0

I'm in the process of trying to figure out how to apply text classification using RTextTools on a corpus I downloaded from LexisNexis .

I succeeded in both parsing LexisNexis N html files into a document feature matrices using the Quanteda package and classifying text in those files with RTextTools.

However, I not only want to be able to classify these N texts on a document level, but also on a sentence level. I can't think of a way to parse these N documents into a dfm consisting of X sentences.

Moreover, I imagine that most sentences in my training data will be irrelevent and, henceforth, not classified. How does RTextTools handle irrelevent sentences in my test data?

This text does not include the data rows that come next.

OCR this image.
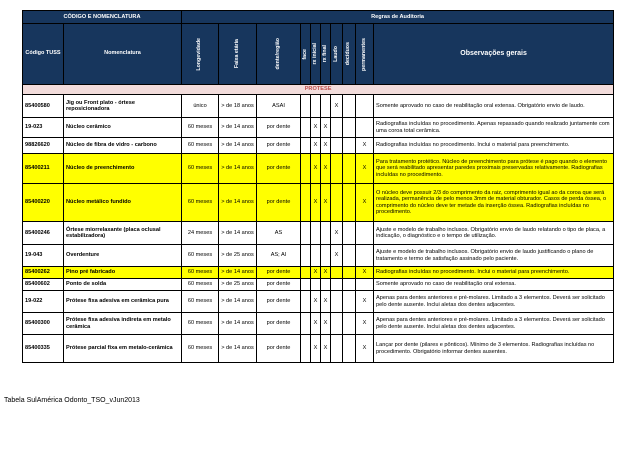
CÓDIGO E NOMENCLATURA		Regras de Auditoria									
Código TUSS	Nomenclatura	Longevidade	Faixa etária	dente/região	face	rx inicial	rx final	Laudo	decíduos	permanentes	Observações gerais
PROTESE											
85400580	Jig ou Front plato - órtese reposicionadora	único	> de 18 anos	ASAI				X			Somente aprovado no caso de reabilitação oral extensa. Obrigatório envio de laudo.
19-023	Núcleo cerâmico	60 meses	> de 14 anos	por dente		X	X				Radiografias incluídas no procedimento. Apenas repassado quando realizado juntamente com uma coroa total cerâmica.
98826620	Núcleo de fibra de vidro - carbono	60 meses	> de 14 anos	por dente		X	X			X	Radiografias incluídas no procedimento. Inclui o material para preenchimento.
85400211	Núcleo de preenchimento	60 meses	> de 14 anos	por dente		X	X			X	Para tratamento protético. Núcleo de preenchimento para prótese é pago quando o elemento que será reabilitado apresentar paredes proximais preservadas relativamente. Radiografias incluídas no procedimento.
85400220	Núcleo metálico fundido	60 meses	> de 14 anos	por dente		X	X			X	O núcleo deve possuir 2/3 do comprimento da raiz, comprimento igual ao da coroa que será realizada, permanência de pelo menos 3mm de material obturador. Casos de perda óssea, o comprimento do núcleo deve ter metade da inserção óssea. Radiografias incluídas no procedimento.
85400246	Órtese miorrelaxante (placa oclusal estabilizadora)	24 meses	> de 14 anos	AS				X			Ajuste e modelo de trabalho inclusos. Obrigatório envio de laudo relatando o tipo de placa, a indicação, o diagnóstico e o tempo de utilização.
19-043	Overdenture	60 meses	> de 25 anos	AS; AI				X			Ajuste e modelo de trabalho inclusos. Obrigatório envio de laudo justificando o plano de tratamento e termo de satisfação assinado pelo paciente.
85400262	Pino pré fabricado	60 meses	> de 14 anos	por dente		X	X			X	Radiografias incluídas no procedimento. Inclui o material para preenchimento.
85400602	Ponto de solda	60 meses	> de 25 anos	por dente							Somente aprovado no caso de reabilitação oral extensa.
19-022	Prótese fixa adesiva em cerâmica pura	60 meses	> de 14 anos	por dente		X	X			X	Apenas para dentes anteriores e pré-molares. Limitado a 3 elementos. Deverá ser solicitado pelo dente ausente. Inclui aletas dos dentes adjacentes.
85400300	Prótese fixa adesiva indireta em metalo cerâmica	60 meses	> de 14 anos	por dente		X	X			X	Apenas para dentes anteriores e pré-molares. Limitado a 3 elementos. Deverá ser solicitado pelo dente ausente. Inclui aletas dos dentes adjacentes.
85400335	Prótese parcial fixa em metalo-cerâmica	60 meses	> de 14 anos	por dente		X	X			X	Lançar por dente (pilares e pônticos). Mínimo de 3 elementos. Radiografias incluídas no procedimento. Obrigatório informar dentes ausentes.
Tabela SulAmérica Odonto_TSO_vJun2013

  • In **quanteda**, you can reshape your corpus from documents to sentences using `corpus_reshape()`, and then use `corpus_subset()` to filter out the "irrelevant" sentences (but this would need to be based on your own criteria). Then you could create a dfm and classify them using whatever method you want, e.g. `textmodel_NB()` for Naive Bayes, or something in another package. – Ken Benoit Sep 20 '17 at 09:16
  • 1
    Thank you very much, Ken. Didn't know classification was also possible within the Quanteda package. Maybe you should incorporate this/text classification in the ME414 methods course, which I followed this summer :) . – fritsvegters Sep 20 '17 at 09:23
  • In addition to my main first question: Say I have a total of 2000 documents. I use 200 documents, coded at document and sentence level (0 or 1) , as input for the machine. Some sentences and documents were marked irrelevent and will be left out. Will the computer then also classify some of the remaining 1800 documents and sentences as irrelevent, next to 0 or 1? – fritsvegters Sep 20 '17 at 10:20
  • You can train a multinomial Naive Bayes classifier for the three categories, but only if you use three codes, not two (with the irrelevant category omitted). – Ken Benoit Sep 20 '17 at 15:52

0 Answers0